Yes, I think one or two more and we have to run. And probably you too. Yes, up there. So you don't have warehouses, is that true? Are you doing true JIT? Yes. How are you sourcing your products or raw materials? How do we obtain our raw materials? Yes. Do you mean what truck line carries them? Or what do you mean? Is it air? Is it a truck? I mean, how are you cramming everything in so quickly? The key is that this is not our problem. That is the problem of our suppliers. That is why we agree with our supplier when the material will arrive at our factory.
And if they can... if they're close enough together to ship it by truck, that's fine. If they have to ship it by air, that's a shame. If they want to have a warehouse next to ours, because they are not good enough, then they have to do it. Now, we're not giants, so we can't order people to do things. But what's happened is we have a pretty narrow supply base. We don't have three billion suppliers. And they see enormous advantages in working with us. We are giving them back our quality information systems. For example, Motorola is one of our key suppliers.
Almost all key vendors have NeXT computers. And we send them quality statistical information, sometimes daily, from our automated quality information systems on their part. And those kinds of things are extremely valuable to them.
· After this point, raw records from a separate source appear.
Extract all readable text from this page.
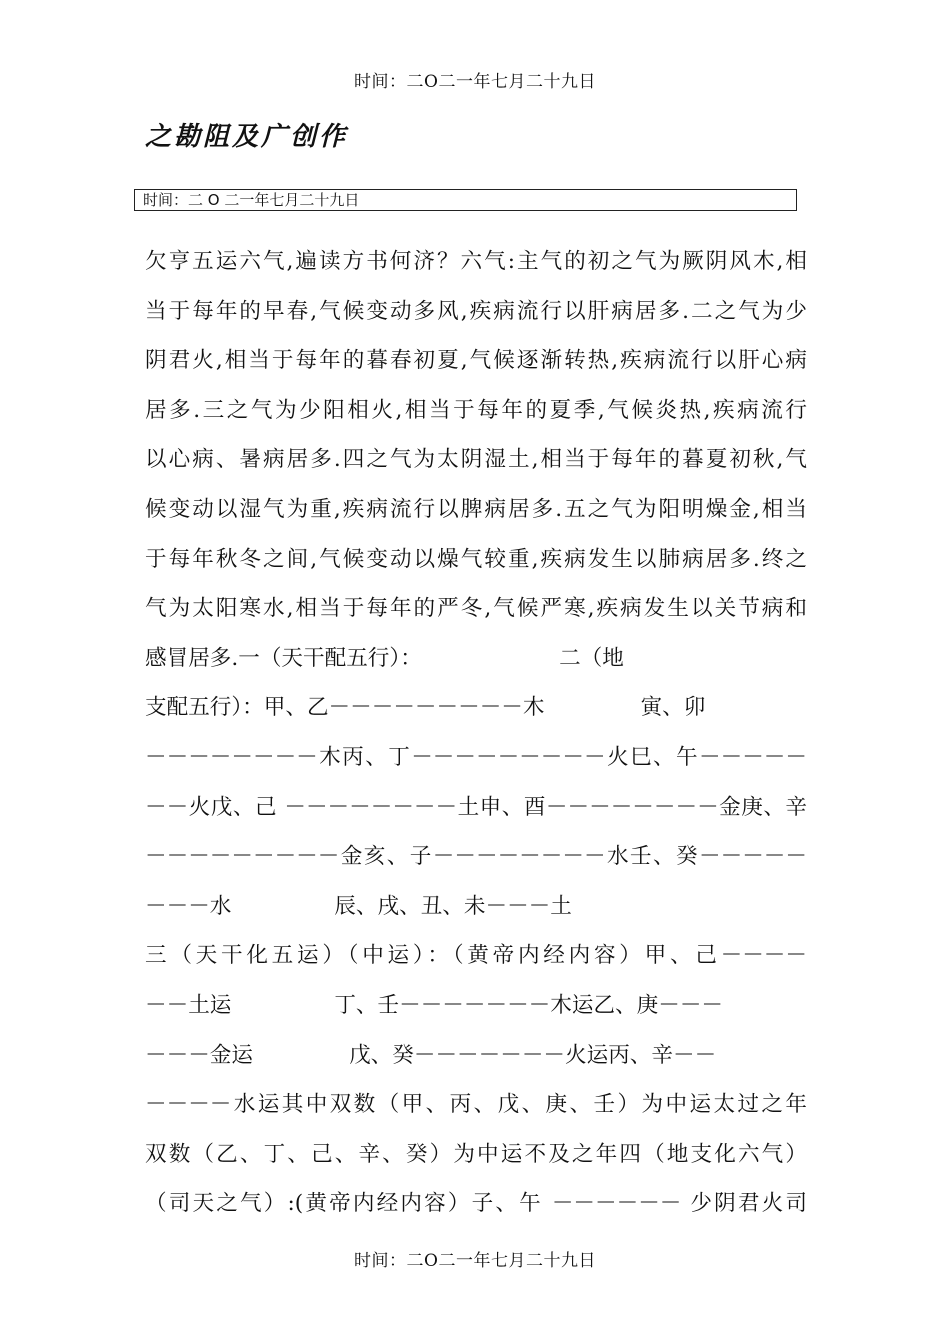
时间：二O二一年七月二十九日
之勘阻及广创作
时间：二 O 二一年七月二十九日
欠亨五运六气,遍读方书何济？六气:主气的初之气为厥阴风木,相
当于每年的早春,气候变动多风,疾病流行以肝病居多.二之气为少
阴君火,相当于每年的暮春初夏,气候逐渐转热,疾病流行以肝心病
居多.三之气为少阳相火,相当于每年的夏季,气候炎热,疾病流行
以心病、暑病居多.四之气为太阴湿土,相当于每年的暮夏初秋,气
候变动以湿气为重,疾病流行以脾病居多.五之气为阳明燥金,相当
于每年秋冬之间,气候变动以燥气较重,疾病发生以肺病居多.终之
气为太阳寒水,相当于每年的严冬,气候严寒,疾病发生以关节病和
感冒居多.一（天干配五行）：                    二（地
支配五行）：甲、乙－－－－－－－－－木              寅、卯
－－－－－－－－木丙、丁－－－－－－－－－火巳、午－－－－－
－－火戊、己 －－－－－－－－土申、酉－－－－－－－－金庚、辛
－－－－－－－－－金亥、子－－－－－－－－水壬、癸－－－－－
－－－水               辰、戌、丑、未－－－土
三（天干化五运）（中运）：（黄帝内经内容）甲、己－－－－
－－土运               丁、壬－－－－－－－木运乙、庚－－－
－－－金运              戊、癸－－－－－－－火运丙、辛－－
－－－－水运其中双数（甲、丙、戊、庚、壬）为中运太过之年
双数（乙、丁、己、辛、癸）为中运不及之年四（地支化六气）
（司天之气）:(黄帝内经内容）子、午 －－－－－－ 少阴君火司
时间：二O二一年七月二十九日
So while we are no Goliath, we are a very valuable David to work with. And so they really go out of their way to work with us. And we try to bring the problems where they belong. If they are our problems, we take full responsibility for them. We own our process. But they... it's their job to get us defect-free material on time, according to the agreements.
And our philosophy is that our money does not break after we give it to you, so its parts should not break after they are given to us. Yeah? Do you see any possibility of bringing NeXT to portable Macs? And do you think the future of Macs is dying out or what? You know, I think Macs will continue to grow. It depends on what Apple does. I think certain segments of the Mac market will continue to grow. I think certain segments of the Mac market will not be targeted for future growth. And I think Macs are good computers for doing certain things.
But to do the things that I think people will want to do in a few years, I don't think you can do them on a Mac. I don't think you can do them on DOS and Windows. That's why I think some new technology is needed. Like, you know, there were a lot of things you could do in DOS when the Mac came out, but there were some new things you just couldn't. And it would take a long time. And I think it's the same with Mac. Hey, we have to get back to California towards sunset, but thanks for the opportunity to be with all of you for a while.